The environmental effects statements for the first two of the nine restoration projects was released last week. The projects aim to deliver environmental water to 14,000 hectares of floodplain.
NSW Water Minister Kevin Anderson said basin water ministers had agreed that greater flexibility was needed to deliver the outcomes intended under the plan.
“Ministers supported my recommendation that a clear plan will need to be developed with specific actions that will provide flexibility for delivering projects and dealing with shortfall towards basin plan targets,” Mr Anderson said.

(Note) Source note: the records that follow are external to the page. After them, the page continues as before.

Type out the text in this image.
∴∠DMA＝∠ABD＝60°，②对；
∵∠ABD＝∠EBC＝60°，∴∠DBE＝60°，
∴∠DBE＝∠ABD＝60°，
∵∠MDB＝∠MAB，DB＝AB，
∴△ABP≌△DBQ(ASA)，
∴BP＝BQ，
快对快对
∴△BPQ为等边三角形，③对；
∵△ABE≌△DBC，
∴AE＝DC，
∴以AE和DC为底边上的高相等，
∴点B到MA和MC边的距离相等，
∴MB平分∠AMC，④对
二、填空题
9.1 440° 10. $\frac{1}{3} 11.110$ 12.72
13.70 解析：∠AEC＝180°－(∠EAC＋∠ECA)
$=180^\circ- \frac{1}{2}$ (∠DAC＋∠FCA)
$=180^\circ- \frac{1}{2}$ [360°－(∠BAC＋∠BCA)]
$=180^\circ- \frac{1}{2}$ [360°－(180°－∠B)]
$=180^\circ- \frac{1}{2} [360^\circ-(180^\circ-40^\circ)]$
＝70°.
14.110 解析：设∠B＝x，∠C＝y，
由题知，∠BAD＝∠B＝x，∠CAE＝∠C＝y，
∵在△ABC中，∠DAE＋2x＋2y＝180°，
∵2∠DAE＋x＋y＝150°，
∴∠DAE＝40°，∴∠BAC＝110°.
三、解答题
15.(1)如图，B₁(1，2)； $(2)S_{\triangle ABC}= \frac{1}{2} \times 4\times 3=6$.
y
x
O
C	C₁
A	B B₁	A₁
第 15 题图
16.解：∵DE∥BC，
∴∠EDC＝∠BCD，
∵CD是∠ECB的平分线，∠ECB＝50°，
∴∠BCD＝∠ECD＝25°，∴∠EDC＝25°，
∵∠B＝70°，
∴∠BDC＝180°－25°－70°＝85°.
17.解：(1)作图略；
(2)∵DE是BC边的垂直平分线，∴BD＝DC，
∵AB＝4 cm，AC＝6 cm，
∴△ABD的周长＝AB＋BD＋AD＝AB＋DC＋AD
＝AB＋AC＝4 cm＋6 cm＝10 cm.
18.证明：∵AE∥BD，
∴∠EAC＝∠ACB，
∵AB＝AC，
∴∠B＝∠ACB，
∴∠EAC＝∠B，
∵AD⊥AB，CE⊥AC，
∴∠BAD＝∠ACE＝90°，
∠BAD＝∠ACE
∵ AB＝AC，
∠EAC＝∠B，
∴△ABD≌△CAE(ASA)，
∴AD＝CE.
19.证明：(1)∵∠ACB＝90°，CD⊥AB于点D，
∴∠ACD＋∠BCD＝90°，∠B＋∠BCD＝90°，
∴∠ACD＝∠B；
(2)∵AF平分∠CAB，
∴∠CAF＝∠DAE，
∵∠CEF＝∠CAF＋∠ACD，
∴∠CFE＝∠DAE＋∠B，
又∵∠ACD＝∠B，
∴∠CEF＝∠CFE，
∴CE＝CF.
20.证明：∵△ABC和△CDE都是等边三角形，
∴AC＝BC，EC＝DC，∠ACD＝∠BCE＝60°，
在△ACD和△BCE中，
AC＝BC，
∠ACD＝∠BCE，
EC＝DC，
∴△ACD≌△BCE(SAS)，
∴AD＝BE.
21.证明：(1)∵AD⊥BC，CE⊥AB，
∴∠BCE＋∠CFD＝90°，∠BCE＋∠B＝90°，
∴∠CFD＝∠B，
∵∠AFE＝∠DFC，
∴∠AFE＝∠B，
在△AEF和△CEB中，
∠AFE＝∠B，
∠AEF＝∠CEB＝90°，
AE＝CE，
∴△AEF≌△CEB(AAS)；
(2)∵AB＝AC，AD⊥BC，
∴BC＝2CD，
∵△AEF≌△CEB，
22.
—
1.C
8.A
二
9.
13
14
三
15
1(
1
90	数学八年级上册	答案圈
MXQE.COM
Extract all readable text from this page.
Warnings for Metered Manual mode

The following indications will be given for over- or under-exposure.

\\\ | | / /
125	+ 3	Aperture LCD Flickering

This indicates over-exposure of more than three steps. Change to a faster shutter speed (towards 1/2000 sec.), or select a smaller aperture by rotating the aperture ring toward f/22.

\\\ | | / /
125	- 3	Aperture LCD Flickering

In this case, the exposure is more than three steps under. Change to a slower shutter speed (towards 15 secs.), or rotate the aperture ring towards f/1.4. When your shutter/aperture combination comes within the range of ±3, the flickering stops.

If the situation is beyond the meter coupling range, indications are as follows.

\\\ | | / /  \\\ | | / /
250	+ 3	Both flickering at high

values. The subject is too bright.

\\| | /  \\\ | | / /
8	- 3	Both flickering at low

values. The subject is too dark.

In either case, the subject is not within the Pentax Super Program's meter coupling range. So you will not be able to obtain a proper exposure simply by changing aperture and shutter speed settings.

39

He said this would achieve basin plan outcomes while protecting communities from negative social and economic impacts.
Ms Plibersek said delivering the 450GL to South Australia remained a “challenge”, but she remained hopeful there would be “spirit of co-operation” between ministers to meet the commitment, made in 2018.
A communique about the meeting released by the Murray-Darling Basin Authority stated that the Commonwealth would work with basin states and communities to “bridge the remaining gap in water recovery, including through strategic purchase”.
Ms Plibersek said while she would not make threats by talking about buybacks, strategic voluntary buybacks could be “very beneficial”.
Conservation Council of SA chief executive Craig Wilkins said he applauded SA Water Minister Susan Close for her withdrawal of support for “the controversial 2018 socioeconomic test”, which made it harder for states to deliver water through infrastructure projects.
Jacqui Mumford, the chief executive of Nature Conservation Council of NSW, said it was time to drop “fanciful engineering projects” and “buy back actual water for rivers”.
The chief of not-for-profit group Environment Victoria, Jono La Nauze, said it was “concerning” Ms Plibersek had left the door open to further delays.